Romantic love can be characterised by idealisations and positive illusions. Divorce is becoming more prevalent and this may indicate that the love is blind adage is not so simple, that the idealised view is not permanent- or is it for some.
Research has shown that there is evidence to support both blindness and accuracy impacts on love. Meaning that both accuracy and bias play an integral role in love and romantic relationships. We like our partners to see us in a more positive and favourable light, which is consistent with our self-perception. That is we want our partners to see the parts of self we consider positive, not the negatives.
Idealisation is when we have a strong bias towards more positive traits in our partner. We cognitively we are more attune with positives traits, giving them greater emphasis over the negative. For example when you are with someone and they seem short tempered with others in public, perhaps a little rude with a waiter in a restaurant or bar, but they are always considerate and attentive to your needs, we often focus on the positive aspects and ignore the negative. We place little weight on the short tempered actions on brash treatment they display to others as the way they treat us overshadows the bad. This idealisation is higher in the initial stages of a relationship; we may not know our partner well so we fill in the unknown gaps with positive assumptions. Love may not be fully blind but rather a little blurred. We idealise our partners by focusing on the positive traits and attributing them to internal factors and equate negative traits with external.
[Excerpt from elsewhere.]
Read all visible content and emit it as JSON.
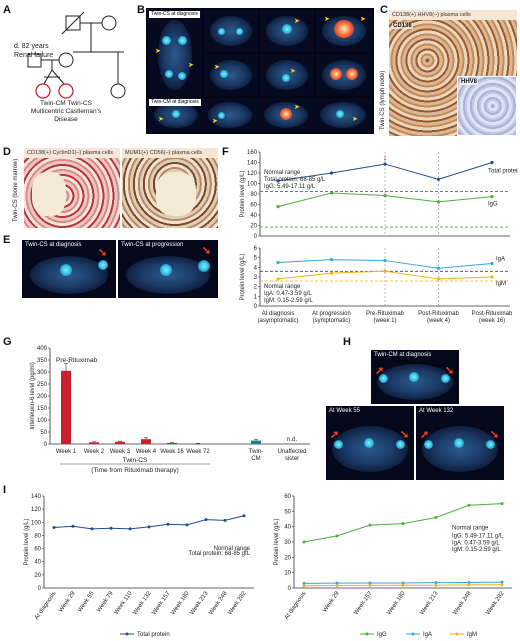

The brash or rude behaviour to the waiter was because they were inexperienced, overworked; overtired etc. concluding that it was external factors that influenced our partner. If the waiter were not so inexperienced then my partner would not have been angry. They were provoked by external factors, as they aren’t really like that.
Idealisation has a life span and does not last forever. It declines exponentially with relationship duration. In the romantic realm idealisation is high. We find ourselves wanting to spend more time with this person and in doing so get to know them better, it then becomes increasingly difficult to ignore facts. Hence disillusionment sets in.
Disillusionment has negative consequences for marital relationships. Thus marital disillusionment is a powerful predictor of divorce. Disillusionment according to research was highest between engagement and marriage. It was also found that couples that had been together for more than seven years, then divorced, frequently exhibited disillusionment. The beginning of the whole process of disaffection begins with feelings of disillusion, and as expected a reduction of idealisation. The reality that the partner was is not living up to their dreams, fantasies and expectations. Consequently partners often felt disappointed or even deceived. However what has happened in reality is that their perception of their partner changed rather than their partner’s behaviour.
So- how do we combine both idealisation and accurate knowledge?
We know that some kind of idealisation in relationships is always present and seems to be an essential element in creating a new and loving relationship. We should be therefore careful to asses traits by evaluating the general framework of a partner rather than specific traits. Also being aware that we do idealise initially and that some rosy glass assumptions are present- but being aware that a degree of disillusionment is normal allows us not to be too disappointed. As one may say- the hallmark of a great relationship destined for longevity, is one where both partners really see each other for who they are, but through the rosy lens of love.